Friday, January 22, 2010

Spells like Spleen Spirit

I never learned how to arrange my face into that blank expression which makes you look like you belong there, anywhere, everywhere, even in the middle of a riot in Jakarta. Oh no. When I don't know what I'm doing , I look like I dont know what Im doing. When Im excited or nervous.And when Im lost , which is frequently , I look lost. My face is a transparent transmitter of my every thought.

Friday, January 1, 2010

The Wind Brews

As I suspected, I grow more and more inward than I am expected to. Home is living out of a suitcase, and life is only just reading and music. And I have a plan. Also, there is work. Tucked away is a sheaf of paper persons not even worthy of mention. And, some thrown away also. Fake and talkative. And yes, did I mention work? There is so much to do. So much to look forward to, and yet, so much to leave behind. So many to leave behind, in fact.

There was never an easier way to let go. Closure and work. The Formula, yes.

________________________________________________________________________________

-Nothing -Nothing at all -

His is one of those solemn situations where I decide to put into public view my thoughts on things without the fear of counter criticism. Without being brisk, isnt that the point of opinion anyway? John Rawls died responding to it, well, not exactly, two days post his decision to not do it. Makes one think about purpose of human existence, really. Even Sir Francis Drake for that matter, he did what he was born to do. Circumventing the earth on a boat (Or was it?) and to be the first one to do it is no jest. When one is too lachrymose to even mention what is bothering them, it isnt the sorrow really, it's lethargy. I was told that I should do exceptionally well, only to laugh at a few worms who value this intense garble of loqacious pretense. Here's another sunset down the toilet.

Moving on.

Jackson Pollock, I dont know if its just me, but I cannot fathom any artistic credibility in his work. The only thing that perhaps, I would attribute to his oeuvres is his novelty. I wouldnt be able to replicate those random strokes, nobody would. Americans, yeesh.

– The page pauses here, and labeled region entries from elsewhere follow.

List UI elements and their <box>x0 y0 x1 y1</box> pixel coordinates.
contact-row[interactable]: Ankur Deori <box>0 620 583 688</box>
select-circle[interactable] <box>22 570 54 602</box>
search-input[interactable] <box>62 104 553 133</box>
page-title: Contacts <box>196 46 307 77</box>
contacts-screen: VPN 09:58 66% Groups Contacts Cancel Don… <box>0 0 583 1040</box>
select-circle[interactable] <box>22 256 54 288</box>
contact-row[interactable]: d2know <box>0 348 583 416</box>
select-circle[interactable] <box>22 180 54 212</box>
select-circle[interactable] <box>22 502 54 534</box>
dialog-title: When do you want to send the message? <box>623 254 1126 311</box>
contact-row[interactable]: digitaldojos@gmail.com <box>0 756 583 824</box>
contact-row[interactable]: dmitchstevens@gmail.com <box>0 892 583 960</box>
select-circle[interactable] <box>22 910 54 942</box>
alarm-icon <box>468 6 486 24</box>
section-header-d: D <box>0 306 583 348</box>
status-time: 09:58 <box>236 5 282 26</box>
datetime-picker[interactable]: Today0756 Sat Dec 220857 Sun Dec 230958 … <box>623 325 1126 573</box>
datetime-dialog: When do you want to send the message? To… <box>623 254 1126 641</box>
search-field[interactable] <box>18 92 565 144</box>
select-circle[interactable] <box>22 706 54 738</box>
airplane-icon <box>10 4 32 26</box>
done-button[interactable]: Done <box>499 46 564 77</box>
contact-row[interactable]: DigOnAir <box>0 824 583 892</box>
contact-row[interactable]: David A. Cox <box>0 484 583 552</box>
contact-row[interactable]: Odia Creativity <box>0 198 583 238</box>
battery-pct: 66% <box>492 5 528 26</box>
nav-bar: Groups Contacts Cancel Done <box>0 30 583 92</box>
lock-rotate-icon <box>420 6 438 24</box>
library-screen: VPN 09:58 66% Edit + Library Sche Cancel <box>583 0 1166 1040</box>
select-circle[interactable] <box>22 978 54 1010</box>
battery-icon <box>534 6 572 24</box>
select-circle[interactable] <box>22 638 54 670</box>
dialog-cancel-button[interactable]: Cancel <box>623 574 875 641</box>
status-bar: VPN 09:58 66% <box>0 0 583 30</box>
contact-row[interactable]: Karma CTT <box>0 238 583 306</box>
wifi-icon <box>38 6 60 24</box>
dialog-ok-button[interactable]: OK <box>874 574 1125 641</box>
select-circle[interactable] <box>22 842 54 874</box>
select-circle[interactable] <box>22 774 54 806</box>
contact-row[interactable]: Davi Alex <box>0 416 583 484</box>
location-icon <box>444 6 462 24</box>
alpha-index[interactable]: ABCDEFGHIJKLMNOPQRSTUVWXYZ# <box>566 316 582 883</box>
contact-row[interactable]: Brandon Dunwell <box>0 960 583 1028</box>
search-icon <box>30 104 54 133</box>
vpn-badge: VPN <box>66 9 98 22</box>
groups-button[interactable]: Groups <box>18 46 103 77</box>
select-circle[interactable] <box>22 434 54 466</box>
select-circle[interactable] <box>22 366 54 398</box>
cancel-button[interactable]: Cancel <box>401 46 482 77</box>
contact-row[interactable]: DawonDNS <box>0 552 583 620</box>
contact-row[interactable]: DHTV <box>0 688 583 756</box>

An art critic who came over to my house a few months ago, gave me a remarkable insight on how one happens to judge art, how strongly personal experience affects the way one even perceives it. It is very difficult to rid oneself of bias when it comes to giving an honest opinion. That one meeting really made me think about a lot of things that I wouldnt spare a thought to. American art, I feel is very opaque, dangerously bordering on insensitivity. Why, because if I place it in context to what Mr Chopra said to me, I would, in my naivity believe that Americans live in a stark denial of their past, as colonisers, murderers. A strange degenerate population, a society that has been surviving on its insularity, arrogance and self consumption to the extent that the rest of the world with its primitive problems seems negligible, a joke. Then again, Im sweeping an unfair generalization.


Now excuse me while I exhaust this joint under a moonlit sky whose vociefrous hues scream mine.